L’abandon scolaire, ou décrochage, correspond à l’arrêt d’un cursus en cours, c’est-à-dire avant qu’il ne soit terminé, ou bien avant l’obtention du diplôme qui lui correspond.
En France cela concerne chaque année plus de 120 000 jeunes.
L’éducation est un droit pour tous les jeunes résidents en France jusqu’à 16 ans. Ce droit a pour corollaire l’obligation d’assiduité.
L’école assure la prévention, le repérage et le traitement du décrochage scolaire à travers des mesures spécifiques.
Comprendre les processus de déscolarisation est le meilleur moyen de les prévenir.
Le décrochage est souvent multifactoriel et ses processus complexes.
La manière dont le jeune se détache de l’école s’inscrit dans son parcours scolaire et personnel.
C’est à l’initiative de Martin Hirsch, haut commissaire à la jeunesse, qu’une expérience a pu être mise en place à partir de 2009 et pour trois ans en Midi-Pyrénées.
Une expérience pilotée par la Ligue de l’Enseignement et dont le bilan sera dressé par l’université de Toulouse le Mirail, ayant pour finalité d’initier une méthode de travail afin de lutter contre le décrochage scolaire.
Selon Sabine Gioiosa, conseillère en insertion, coordinatrice des actions menées avec les apprentis et les jeunes inscrits en mission locale, «c’est un ensemble de choses qui font qu’on décroche.
On peut avoir des problèmes familiaux, sociaux, des problèmes de compréhension scolaire, d’absentéisme… on se retrouve face à un jeune qui commence à décrocher parce qu’il ne s’en sort pas à l’école et qui n’a pas d’écoute suffisante à la maison.
Il décroche petit à petit et pour peu qu’il goûte à l’alcool ou à la drogue…»

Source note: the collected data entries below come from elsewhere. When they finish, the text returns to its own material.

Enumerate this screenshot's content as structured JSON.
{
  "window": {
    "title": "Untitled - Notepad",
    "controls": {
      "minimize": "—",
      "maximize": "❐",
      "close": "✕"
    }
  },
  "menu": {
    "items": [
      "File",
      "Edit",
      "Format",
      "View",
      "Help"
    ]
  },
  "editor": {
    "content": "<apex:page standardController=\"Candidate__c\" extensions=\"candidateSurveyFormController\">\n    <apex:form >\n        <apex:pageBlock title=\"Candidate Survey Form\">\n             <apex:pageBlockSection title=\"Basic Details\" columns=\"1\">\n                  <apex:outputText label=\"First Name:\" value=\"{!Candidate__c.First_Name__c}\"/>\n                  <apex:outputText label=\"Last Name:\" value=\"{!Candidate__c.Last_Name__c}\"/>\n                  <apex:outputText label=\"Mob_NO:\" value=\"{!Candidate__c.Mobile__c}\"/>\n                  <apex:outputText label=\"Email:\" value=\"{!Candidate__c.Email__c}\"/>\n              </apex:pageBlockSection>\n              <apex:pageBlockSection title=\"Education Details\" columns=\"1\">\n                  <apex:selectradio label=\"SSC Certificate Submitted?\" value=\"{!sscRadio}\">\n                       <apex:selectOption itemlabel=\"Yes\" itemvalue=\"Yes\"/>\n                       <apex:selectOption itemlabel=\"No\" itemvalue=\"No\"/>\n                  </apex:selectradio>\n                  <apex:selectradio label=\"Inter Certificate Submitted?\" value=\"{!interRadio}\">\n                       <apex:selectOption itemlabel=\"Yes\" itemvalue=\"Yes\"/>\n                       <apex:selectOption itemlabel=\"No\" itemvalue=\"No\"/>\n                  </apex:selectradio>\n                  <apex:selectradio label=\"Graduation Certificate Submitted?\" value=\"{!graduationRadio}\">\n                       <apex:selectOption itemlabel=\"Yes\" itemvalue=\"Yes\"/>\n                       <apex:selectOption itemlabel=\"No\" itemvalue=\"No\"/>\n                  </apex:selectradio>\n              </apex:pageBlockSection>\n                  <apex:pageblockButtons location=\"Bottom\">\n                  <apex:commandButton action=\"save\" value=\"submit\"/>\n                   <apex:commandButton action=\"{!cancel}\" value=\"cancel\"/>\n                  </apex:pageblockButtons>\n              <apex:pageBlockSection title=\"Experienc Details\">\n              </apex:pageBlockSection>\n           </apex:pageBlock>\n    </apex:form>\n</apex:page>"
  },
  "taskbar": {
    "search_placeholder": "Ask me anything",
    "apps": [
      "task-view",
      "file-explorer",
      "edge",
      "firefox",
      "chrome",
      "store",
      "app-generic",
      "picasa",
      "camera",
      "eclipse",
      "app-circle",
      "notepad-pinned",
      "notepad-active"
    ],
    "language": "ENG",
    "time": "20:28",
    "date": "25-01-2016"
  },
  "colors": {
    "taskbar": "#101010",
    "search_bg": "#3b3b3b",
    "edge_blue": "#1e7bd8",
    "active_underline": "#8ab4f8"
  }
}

Pour Véronique Bordes, maître de conférence à l’université Toulouse le Mirail, le décrochage est généré par le système scolaire mis en place, produit par la société: «aujourd’hui il faut avoir à tout prix un diplôme et la pression est mise très tôt sur les enfants dès l’école primaire on parle d’excellence et si on n’est pas excellent on est expulsé du système scolaire»
Cette expérimentation s’est appuyée sur les établissements scolaires (lycées professionnels), des missions locales pour repérer au plus tôt les jeunes et pour voir ce qu’il était possible de faire.
Ce projet a été financé par le fonds d’exploitation pour la jeunesse dans le cadre de l’appel à projet n°1 lancé en avril 2009 par le ministère en charge de la jeunesse.
«Nous n’avons pas vocation de trouver la panacée universelle, précise Jean-Jacques Michau, secrétaire général de la Ligue de l’Enseignement.
Nous avons pris contact avec le Rectorat, le Conseil Régional en charge de l’apprentissage pour voir sous qu’elles formes des actions pouvaient être mises en place, pour aider ceux qui ont la responsabilité des jeunes (parents, établissements scolaires…) à mettre en œuvre des actions qui peuvent remettre dans le sens de la réussite ces jeunes-là car c’est l’avenir de nos enfants»
Même s’il existe un certain déterminisme à l’abandon scolaire, tous s’accordent à dire qu’il n’y a pas de fatalité.